Wood Duck

Look for

The male wood duck takes its colorful plumage to an extreme. In breeding plumage, it has a green crown and black face offset by white slashes reaching up from its white throat. The bill looks painted, a bright red-orange with black and white touches. Breast and undertail are chestnut, while the sides are adorned with vertical white and blackish slashes followed by a panel of butterscotch yellow. The male’s back is metallic green. These colors fade during summer, as the birds molt into eclipse, or nonbreeding, plumage, but the bright bill and eye and face pattern remain. Both male and female have backward-facing crests that give them a helmeted look. The female wood duck is easy to identify, not only because of her head shape, but also because of her white, tear-shaped eye rings. Otherwise, females are grayish brown and generously flecked with whitish spots on their sides.

Listen for

Female Wood Ducks give a high-pitched, excited, two-part whistle: uh-wheek! They also give a softer series of rapid whistles: oh-oh-oh-oh.

Find it

The perfect setting for wood ducks combines tranquil fresh water with plenty of trees—
bottomland swamps, riverside forests, and tree- lined ponds and lakes.
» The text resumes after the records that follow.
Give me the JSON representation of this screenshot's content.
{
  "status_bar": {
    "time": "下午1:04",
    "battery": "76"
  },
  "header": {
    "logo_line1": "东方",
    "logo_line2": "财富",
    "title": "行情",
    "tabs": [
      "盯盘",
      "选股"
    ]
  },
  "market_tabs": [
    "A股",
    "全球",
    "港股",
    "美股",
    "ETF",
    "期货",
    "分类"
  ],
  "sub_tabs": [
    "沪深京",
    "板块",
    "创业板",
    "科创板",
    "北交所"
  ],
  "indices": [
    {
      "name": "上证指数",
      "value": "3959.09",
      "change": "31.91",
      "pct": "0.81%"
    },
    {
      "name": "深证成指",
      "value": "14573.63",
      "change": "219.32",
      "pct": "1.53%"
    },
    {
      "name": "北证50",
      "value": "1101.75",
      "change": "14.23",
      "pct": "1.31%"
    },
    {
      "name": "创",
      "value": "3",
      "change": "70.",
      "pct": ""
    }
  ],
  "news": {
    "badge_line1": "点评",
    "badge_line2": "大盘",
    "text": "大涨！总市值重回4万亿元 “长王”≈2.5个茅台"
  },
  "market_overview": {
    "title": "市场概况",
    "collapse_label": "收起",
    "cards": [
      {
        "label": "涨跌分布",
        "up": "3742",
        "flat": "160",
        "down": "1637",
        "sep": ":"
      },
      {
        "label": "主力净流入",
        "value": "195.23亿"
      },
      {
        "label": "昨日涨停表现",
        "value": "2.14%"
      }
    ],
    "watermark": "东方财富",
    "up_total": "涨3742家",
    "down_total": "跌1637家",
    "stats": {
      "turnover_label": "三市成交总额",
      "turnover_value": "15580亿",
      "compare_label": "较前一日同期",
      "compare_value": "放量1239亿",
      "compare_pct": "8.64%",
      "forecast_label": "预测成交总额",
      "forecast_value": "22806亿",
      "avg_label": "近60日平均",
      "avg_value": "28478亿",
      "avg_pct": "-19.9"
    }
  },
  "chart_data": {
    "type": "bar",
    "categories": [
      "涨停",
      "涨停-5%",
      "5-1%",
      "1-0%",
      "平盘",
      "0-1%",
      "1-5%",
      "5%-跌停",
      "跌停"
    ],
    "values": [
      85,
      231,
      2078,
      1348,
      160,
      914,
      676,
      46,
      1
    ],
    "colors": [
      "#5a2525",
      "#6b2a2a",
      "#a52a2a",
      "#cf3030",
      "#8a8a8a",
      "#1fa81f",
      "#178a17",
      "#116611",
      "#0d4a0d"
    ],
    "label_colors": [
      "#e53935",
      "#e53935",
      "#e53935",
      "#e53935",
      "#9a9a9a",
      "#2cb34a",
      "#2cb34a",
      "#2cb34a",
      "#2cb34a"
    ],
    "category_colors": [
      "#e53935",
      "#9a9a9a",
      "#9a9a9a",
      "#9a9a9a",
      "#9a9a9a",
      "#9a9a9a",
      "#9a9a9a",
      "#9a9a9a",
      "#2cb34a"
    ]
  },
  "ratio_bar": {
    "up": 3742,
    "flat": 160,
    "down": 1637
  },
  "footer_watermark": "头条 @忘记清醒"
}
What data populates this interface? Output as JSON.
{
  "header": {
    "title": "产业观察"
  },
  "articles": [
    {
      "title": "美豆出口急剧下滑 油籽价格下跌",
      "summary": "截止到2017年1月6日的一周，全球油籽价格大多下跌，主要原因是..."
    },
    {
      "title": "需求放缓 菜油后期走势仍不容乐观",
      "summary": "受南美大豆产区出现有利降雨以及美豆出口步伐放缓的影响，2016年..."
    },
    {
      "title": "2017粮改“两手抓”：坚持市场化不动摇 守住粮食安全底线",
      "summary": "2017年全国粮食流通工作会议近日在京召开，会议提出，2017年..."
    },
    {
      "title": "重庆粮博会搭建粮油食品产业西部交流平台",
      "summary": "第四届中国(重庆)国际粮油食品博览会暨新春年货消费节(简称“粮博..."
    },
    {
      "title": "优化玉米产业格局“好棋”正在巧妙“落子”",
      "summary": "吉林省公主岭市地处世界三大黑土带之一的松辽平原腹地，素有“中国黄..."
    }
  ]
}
Wood ducks are
permanent residents in much of the South, except in the Appalachians, where populations withdraw during the cold months. Northern populations, from southern Canada through the Northeast, retreat to the South in winter.

Feed it

Wood ducks eat a variety of seeds and some fruits from aquatic and forest plants, including acorns. Sometimes, they eat grain. Insects and other small animals supplement their diet; though, for recently fledged birds, these are
a mainstay.

Nesting Behavior

Wood ducks are cavity nesters, setting up house in holes high in mature or dead trees. They also nest down low in nest boxes. The nest is simply an accumulation of down placed on the cavity floor, where the female incubates her 8 to 15 pale eggs for between 31/2 and 5 weeks. Chicks usually tumble out of their nest the day after hatching. Females accompany them for about six weeks, and they can fly at about two months of age.